Molecular Gastronomy
SO! As an introduction to molecular gastronomy at Saturday Science, we did both caviar and spaghetti, made out of JUICE.
We based the recipe on this sort of genius "non-molecular gastronomy" recipe by SprinkeBakes, which still has a lot of science.
- Oil and water doesn't mix! Compare what happens when you add the juice mix to water and to oil.
- Because of that, droplets of water in the oil pull themselves into balls....
- And the extreme temperature semi-instantly sets the jelly!

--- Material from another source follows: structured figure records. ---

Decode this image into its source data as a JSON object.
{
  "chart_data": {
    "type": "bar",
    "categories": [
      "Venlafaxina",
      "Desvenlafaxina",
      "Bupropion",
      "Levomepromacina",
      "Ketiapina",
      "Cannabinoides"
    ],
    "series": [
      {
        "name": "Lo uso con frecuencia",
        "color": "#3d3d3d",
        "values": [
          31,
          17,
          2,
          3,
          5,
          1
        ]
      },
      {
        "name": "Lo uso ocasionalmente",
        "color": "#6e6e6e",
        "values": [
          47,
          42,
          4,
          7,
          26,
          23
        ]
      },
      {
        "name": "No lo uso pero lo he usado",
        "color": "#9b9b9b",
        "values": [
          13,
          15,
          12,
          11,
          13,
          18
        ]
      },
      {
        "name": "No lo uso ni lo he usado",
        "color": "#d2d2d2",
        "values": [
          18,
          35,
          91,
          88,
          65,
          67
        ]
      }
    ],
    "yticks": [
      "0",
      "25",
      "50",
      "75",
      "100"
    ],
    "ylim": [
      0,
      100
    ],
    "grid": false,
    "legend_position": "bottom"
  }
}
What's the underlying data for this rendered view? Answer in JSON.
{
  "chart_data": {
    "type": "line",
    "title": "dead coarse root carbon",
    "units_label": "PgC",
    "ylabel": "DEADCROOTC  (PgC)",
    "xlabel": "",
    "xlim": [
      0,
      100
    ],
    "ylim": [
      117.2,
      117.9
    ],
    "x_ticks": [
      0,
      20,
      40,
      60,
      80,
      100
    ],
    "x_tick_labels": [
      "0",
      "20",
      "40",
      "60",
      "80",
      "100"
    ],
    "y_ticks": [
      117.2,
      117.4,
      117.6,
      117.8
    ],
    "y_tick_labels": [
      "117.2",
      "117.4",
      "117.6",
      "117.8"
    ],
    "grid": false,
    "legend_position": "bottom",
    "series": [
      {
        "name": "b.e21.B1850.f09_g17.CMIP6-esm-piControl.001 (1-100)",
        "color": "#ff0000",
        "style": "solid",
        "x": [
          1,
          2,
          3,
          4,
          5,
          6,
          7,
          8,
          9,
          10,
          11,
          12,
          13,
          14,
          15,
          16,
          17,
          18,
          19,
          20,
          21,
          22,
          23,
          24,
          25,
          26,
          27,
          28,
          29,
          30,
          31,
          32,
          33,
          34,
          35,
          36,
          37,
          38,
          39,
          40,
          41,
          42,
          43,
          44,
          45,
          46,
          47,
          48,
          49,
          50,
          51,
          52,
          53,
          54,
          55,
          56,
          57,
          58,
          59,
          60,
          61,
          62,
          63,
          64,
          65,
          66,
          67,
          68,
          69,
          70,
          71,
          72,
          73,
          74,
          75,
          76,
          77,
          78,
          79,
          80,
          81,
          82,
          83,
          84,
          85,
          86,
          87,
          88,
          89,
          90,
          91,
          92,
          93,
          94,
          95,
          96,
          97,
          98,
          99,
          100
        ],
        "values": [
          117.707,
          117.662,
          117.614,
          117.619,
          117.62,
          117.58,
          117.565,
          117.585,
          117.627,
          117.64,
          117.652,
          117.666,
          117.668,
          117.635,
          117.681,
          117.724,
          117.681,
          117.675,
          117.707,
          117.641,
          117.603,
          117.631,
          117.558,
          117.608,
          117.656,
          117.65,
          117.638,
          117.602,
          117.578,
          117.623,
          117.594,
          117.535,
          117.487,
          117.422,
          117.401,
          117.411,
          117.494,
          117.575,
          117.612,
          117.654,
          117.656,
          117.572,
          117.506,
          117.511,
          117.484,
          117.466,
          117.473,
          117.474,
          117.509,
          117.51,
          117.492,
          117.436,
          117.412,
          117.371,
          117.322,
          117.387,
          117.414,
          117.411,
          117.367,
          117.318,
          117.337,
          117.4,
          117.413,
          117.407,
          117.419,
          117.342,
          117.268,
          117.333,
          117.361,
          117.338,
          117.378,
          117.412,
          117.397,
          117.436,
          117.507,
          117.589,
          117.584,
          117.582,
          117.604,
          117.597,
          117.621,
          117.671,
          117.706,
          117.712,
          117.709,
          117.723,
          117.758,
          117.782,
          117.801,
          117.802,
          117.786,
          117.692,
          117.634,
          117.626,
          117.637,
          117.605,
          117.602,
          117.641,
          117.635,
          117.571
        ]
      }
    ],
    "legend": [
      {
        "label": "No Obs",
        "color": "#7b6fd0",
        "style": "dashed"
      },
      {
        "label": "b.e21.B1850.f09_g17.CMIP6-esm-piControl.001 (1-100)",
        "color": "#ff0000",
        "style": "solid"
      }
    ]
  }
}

- Plus, Agar agar is SEAWEED and noone knew that that seaweed could make jelly. Predictions (seaweed is slimy, and jelly is slimy, so...) abound.
For classroom versions of this recipe, where I didn't have access to a stovetop, and things had to be at safe temperatures for very little ones and hands-on to infinity for the oldest kids, I boiled juice in the kettle WITH the agar. We tried adding agar to the boiled juice, but that didn't work at all.
To make spaghetti, I poured some of the juice mixture into squeeze tubes from Dollarama and let them cool to touchable temperatures before we used them. We'd carefully squeeze the juice into a straw, drop it in an ice bath, then squeeze out the spaghetti a minute later. Worked pretty alright, especially for the 7-10 kids.